Powerhouse Museum takes part in Flickr's "The Commons"
Flickr’s The Commons rolls on. First it was the Library of Congress, this time it’s the Tyrrell Collection from the Powerhouse Museum (“science+design”) in Sydney. There’s only 200 images released so far (unlike the 2000-odd released by LoC), but the promise of 50 more to come each week, AND (geogeeks get ready), maply goodness!
In the screenshot above, the pink dots represent images by the Powerhouse Museum. You can zoom in and out of the map; clicking on a pink dot brings up that image’s thumbnail. You can also click on the greyed-out thumbnails in the strip in the lower half of the screen, and see the corresponding pink dot highlighted on the map.
Possibly Flickr has had all this map stuff for a while. :) I may have missed it. At any rate, the ‘neat’ factor comes from having more than one dot any given map, and also the contrast between today’s map data and photographs from 100 years ago.

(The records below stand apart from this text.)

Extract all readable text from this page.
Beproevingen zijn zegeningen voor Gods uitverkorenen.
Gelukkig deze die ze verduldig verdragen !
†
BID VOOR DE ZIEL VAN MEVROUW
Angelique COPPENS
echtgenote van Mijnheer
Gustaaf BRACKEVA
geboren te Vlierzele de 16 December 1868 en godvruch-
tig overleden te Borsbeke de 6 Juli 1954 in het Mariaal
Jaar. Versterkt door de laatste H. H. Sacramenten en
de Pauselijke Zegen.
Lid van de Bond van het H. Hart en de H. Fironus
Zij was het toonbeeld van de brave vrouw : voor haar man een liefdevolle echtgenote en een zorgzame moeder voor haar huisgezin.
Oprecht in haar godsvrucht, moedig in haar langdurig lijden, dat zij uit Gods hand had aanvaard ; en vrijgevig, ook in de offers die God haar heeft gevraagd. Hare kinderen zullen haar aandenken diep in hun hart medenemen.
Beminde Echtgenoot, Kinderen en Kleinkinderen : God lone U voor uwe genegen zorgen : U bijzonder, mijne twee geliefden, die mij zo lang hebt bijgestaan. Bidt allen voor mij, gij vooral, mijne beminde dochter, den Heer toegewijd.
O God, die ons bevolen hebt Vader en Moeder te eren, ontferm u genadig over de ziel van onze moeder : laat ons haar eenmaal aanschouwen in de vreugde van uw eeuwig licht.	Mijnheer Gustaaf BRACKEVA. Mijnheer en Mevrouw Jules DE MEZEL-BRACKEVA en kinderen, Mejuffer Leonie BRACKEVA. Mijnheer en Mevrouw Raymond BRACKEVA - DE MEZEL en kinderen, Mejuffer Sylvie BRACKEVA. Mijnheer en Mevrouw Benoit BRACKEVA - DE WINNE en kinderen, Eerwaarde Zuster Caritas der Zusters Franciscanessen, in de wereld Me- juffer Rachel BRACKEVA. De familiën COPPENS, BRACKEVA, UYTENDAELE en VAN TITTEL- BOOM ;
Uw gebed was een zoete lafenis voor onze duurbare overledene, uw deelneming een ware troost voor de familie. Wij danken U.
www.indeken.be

Originally I was going to just link to this, but I had a browse through it and found so many cool images that I’m sure have no counterpart on Wikipedia, that I wanted to give it some more space. Panning for gold. Woolshed. Trams down King Street. Bondi Beach in your Sunday finest. Cutting down a tree you couldn’t even reach around. They’re all c1900.
There’s also dozens of photos of landmark Sydney buildings and streets. It would be a fascinating project for someone to try and take a photo from the same position today.